I'm in the long process of trying to write enough material to put a cohesive, album-length bunch of stuff together. I have a few ideas in 'semi-baked' state, and have got to the point where I have one track written, structured and recorded, and am ready to make a proper mix (I've already made a rough mix).My decision now is whether to go to town on mixing that one track, and then get on with the rest of the writing and recording at a later date, or to keep it at the rough mix stage, finish the rest of the material, then mix the whole lot afterwards.I'm guessing the second approach would lead to greater overall consistency, but this is my first real stab at 'doing an album', if you want to call it that. My output up to now has been rather discontinuous, so it hasn't mattered before.What approach would you take, and how do you think it could help your progress?Via SOS web site
SOS Reviews Editor Matt Houghton replies: Consistency is great if it's consistently good. Otherwise it's not such a laudable aim! There's no harm in still writing and recording stuff while you're mixing other stuff, but I would rather mix one track at a time, so that any lessons I learn can be applied to the next mix, and so on.
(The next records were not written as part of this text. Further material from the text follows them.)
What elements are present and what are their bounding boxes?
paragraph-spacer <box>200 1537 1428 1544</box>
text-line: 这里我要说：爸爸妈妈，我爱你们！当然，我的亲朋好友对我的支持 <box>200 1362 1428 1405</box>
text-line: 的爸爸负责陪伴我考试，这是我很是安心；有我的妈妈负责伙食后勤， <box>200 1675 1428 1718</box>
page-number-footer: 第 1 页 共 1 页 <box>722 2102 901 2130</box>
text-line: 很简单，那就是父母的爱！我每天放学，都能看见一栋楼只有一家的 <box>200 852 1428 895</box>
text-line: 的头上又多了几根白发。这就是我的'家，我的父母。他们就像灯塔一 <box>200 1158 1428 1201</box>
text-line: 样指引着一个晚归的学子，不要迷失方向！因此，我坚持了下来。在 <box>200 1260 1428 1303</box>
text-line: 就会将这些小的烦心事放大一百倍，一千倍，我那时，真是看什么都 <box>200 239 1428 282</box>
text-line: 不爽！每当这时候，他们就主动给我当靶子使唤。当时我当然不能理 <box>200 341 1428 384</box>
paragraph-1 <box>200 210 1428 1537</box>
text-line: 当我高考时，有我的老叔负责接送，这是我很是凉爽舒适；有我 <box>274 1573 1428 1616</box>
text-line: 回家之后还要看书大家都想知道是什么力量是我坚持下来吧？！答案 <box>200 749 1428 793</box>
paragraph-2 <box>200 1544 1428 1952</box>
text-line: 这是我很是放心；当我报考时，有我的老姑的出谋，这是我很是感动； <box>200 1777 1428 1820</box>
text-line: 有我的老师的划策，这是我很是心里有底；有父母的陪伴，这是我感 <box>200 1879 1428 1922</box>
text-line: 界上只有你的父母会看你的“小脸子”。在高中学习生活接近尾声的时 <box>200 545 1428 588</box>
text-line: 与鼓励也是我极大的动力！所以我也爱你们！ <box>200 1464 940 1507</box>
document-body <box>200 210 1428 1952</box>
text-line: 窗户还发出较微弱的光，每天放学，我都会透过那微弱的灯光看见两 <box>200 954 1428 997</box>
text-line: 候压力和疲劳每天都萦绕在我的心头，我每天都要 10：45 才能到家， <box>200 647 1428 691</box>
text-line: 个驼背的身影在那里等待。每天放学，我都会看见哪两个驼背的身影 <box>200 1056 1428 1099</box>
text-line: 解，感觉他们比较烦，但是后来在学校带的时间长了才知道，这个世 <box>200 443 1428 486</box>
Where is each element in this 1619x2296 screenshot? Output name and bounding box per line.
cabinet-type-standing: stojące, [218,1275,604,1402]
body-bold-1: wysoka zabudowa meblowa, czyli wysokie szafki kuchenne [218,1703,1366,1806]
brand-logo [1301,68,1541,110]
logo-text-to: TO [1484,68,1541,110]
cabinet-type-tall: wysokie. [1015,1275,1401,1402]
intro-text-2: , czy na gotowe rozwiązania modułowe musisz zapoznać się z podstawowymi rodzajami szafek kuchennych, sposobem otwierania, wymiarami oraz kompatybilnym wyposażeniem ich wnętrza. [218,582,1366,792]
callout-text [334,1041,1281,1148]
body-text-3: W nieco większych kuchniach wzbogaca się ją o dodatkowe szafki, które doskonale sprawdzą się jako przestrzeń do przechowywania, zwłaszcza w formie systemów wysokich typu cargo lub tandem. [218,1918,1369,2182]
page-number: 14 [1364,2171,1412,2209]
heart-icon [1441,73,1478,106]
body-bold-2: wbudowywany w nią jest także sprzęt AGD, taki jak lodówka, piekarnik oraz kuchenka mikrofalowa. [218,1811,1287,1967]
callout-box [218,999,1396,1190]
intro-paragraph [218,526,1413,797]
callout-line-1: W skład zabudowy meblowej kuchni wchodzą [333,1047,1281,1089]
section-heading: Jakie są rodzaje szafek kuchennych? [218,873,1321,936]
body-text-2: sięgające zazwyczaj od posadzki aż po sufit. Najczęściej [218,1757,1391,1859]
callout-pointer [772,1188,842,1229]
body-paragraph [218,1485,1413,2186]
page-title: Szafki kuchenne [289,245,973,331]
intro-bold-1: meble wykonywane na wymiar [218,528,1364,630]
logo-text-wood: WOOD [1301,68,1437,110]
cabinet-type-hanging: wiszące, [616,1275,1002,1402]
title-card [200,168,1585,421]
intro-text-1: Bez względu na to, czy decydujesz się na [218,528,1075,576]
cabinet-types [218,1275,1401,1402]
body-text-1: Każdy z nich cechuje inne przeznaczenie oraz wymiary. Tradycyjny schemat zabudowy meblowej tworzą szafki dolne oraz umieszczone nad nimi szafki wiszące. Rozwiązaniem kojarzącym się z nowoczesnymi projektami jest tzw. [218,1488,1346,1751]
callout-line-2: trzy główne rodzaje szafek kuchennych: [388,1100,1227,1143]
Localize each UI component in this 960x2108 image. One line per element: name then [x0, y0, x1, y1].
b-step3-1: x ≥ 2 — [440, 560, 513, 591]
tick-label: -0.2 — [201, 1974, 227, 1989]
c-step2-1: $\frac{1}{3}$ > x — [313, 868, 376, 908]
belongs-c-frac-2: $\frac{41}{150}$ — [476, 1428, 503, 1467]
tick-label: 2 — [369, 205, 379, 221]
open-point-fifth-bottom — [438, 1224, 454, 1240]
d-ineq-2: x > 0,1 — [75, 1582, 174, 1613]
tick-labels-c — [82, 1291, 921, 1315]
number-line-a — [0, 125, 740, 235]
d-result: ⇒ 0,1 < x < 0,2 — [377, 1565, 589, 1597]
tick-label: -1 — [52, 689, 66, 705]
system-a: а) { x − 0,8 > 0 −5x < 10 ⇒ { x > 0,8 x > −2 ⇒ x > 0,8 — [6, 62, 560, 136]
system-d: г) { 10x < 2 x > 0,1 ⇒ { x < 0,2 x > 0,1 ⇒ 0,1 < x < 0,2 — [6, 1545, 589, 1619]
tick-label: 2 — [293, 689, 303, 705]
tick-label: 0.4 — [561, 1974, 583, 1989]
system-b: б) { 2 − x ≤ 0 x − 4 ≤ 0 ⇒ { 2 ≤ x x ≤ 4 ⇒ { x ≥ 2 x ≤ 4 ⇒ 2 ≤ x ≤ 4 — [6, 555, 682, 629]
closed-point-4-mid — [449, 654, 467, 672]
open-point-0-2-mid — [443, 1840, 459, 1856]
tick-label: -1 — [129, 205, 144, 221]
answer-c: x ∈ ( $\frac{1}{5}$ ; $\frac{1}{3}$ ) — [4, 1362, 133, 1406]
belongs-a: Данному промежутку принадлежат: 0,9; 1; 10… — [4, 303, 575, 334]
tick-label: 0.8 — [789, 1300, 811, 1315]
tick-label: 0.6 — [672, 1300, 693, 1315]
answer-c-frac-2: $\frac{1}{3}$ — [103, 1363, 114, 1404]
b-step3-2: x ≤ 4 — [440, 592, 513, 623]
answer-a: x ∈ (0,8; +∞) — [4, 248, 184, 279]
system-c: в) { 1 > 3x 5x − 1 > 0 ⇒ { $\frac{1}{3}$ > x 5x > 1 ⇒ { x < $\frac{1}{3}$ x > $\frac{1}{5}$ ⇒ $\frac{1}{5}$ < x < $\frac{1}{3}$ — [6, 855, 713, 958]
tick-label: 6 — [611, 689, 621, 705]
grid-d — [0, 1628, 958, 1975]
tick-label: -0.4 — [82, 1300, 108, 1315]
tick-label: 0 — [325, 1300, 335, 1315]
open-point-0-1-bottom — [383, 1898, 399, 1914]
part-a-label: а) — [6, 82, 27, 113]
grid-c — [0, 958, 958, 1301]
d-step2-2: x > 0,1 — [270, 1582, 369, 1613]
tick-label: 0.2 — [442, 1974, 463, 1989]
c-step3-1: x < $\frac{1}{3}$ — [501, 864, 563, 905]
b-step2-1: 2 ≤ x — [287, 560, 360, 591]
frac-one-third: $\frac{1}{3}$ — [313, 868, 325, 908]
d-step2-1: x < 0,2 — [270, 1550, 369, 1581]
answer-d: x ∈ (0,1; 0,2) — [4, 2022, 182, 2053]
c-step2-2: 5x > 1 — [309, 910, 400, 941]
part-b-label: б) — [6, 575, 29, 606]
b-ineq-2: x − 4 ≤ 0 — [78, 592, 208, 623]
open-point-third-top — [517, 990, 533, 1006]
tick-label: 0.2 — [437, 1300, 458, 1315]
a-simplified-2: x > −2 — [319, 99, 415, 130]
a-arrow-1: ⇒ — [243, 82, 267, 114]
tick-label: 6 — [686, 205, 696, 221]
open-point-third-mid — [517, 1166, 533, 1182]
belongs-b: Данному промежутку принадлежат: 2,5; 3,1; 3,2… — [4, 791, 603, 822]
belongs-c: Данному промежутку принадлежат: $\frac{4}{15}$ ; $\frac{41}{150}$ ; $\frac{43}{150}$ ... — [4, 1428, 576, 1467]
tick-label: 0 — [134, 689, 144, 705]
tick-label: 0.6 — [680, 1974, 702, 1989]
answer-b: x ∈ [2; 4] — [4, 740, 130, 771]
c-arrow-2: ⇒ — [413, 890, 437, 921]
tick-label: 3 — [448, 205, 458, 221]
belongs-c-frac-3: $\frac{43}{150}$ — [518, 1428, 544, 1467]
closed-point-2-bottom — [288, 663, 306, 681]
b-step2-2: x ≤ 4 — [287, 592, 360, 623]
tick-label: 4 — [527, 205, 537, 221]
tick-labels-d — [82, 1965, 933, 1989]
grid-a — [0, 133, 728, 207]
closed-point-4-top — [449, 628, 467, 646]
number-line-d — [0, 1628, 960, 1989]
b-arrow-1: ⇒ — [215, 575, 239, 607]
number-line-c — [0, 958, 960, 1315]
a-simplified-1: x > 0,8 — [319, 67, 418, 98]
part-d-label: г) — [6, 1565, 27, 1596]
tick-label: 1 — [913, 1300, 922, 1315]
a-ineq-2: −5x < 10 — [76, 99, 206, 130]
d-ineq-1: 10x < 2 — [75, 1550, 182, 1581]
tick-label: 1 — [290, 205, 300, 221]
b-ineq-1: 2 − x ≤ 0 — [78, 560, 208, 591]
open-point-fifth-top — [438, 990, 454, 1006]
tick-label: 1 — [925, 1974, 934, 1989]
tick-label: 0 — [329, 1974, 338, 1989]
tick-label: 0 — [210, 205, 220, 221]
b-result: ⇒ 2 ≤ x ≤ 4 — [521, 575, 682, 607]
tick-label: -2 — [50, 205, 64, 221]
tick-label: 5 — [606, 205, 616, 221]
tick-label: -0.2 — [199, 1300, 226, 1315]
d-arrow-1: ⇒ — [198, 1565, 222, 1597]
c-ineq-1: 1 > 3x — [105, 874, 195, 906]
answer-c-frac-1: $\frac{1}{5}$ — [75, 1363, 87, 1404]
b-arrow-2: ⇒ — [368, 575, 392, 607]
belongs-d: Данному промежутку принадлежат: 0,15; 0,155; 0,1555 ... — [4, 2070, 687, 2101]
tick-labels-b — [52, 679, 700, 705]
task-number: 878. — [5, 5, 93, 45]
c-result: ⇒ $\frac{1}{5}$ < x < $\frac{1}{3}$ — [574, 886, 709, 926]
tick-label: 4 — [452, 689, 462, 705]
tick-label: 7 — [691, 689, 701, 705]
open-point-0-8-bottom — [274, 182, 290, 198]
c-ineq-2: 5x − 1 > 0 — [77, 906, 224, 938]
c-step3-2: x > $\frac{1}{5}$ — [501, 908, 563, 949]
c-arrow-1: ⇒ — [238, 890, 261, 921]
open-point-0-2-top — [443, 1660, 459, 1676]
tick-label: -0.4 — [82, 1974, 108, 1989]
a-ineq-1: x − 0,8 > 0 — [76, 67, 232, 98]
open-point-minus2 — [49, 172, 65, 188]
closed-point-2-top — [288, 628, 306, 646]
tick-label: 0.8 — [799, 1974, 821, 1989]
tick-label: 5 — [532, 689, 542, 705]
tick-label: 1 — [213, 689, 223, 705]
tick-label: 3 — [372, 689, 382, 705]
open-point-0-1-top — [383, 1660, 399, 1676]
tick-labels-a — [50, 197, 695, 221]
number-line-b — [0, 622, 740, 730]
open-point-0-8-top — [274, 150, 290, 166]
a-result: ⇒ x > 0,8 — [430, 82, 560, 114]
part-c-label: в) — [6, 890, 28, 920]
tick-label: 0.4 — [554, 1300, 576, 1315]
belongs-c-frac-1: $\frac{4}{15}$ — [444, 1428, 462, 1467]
Also, bear in mind that, while mixing the first or second tracks, you might have one of those dawning "Oh, that would have been so much easier if only I'd recorded it like that!” moments, and that would be a bugger if you'd already tracked everything else.
SOS contributor Mike Senior adds: I'd second Matt on that one. It may mean that you end up redoing the first couple of mixes with the benefit of hindsight, but I think, overall, it's probably the best option if you're still feeling your way though a little bit with the mixing side of things.
It's no different from when you're mixing anything: you have to reference your work against any other material you want consistency with. Often that will be commercial releases with which you want your work to compete, but it can just as easily be other mixes you've done, which are destined for the same record. If you make sure to do that, then everything else should sort itself out in the long run.
I do tend to keep the main send effects I used for the first mix available for the second if I'm working on several things for one artist, as long as those effects met with their approval first time round! That does help to give some conformity to the sound. However, there are perfectly valid aesthetic reasons for not wanting to make all the tracks sound the same, so you should still try to make each track shine on its own terms. If that means using completely different mixing strategies, then so be it.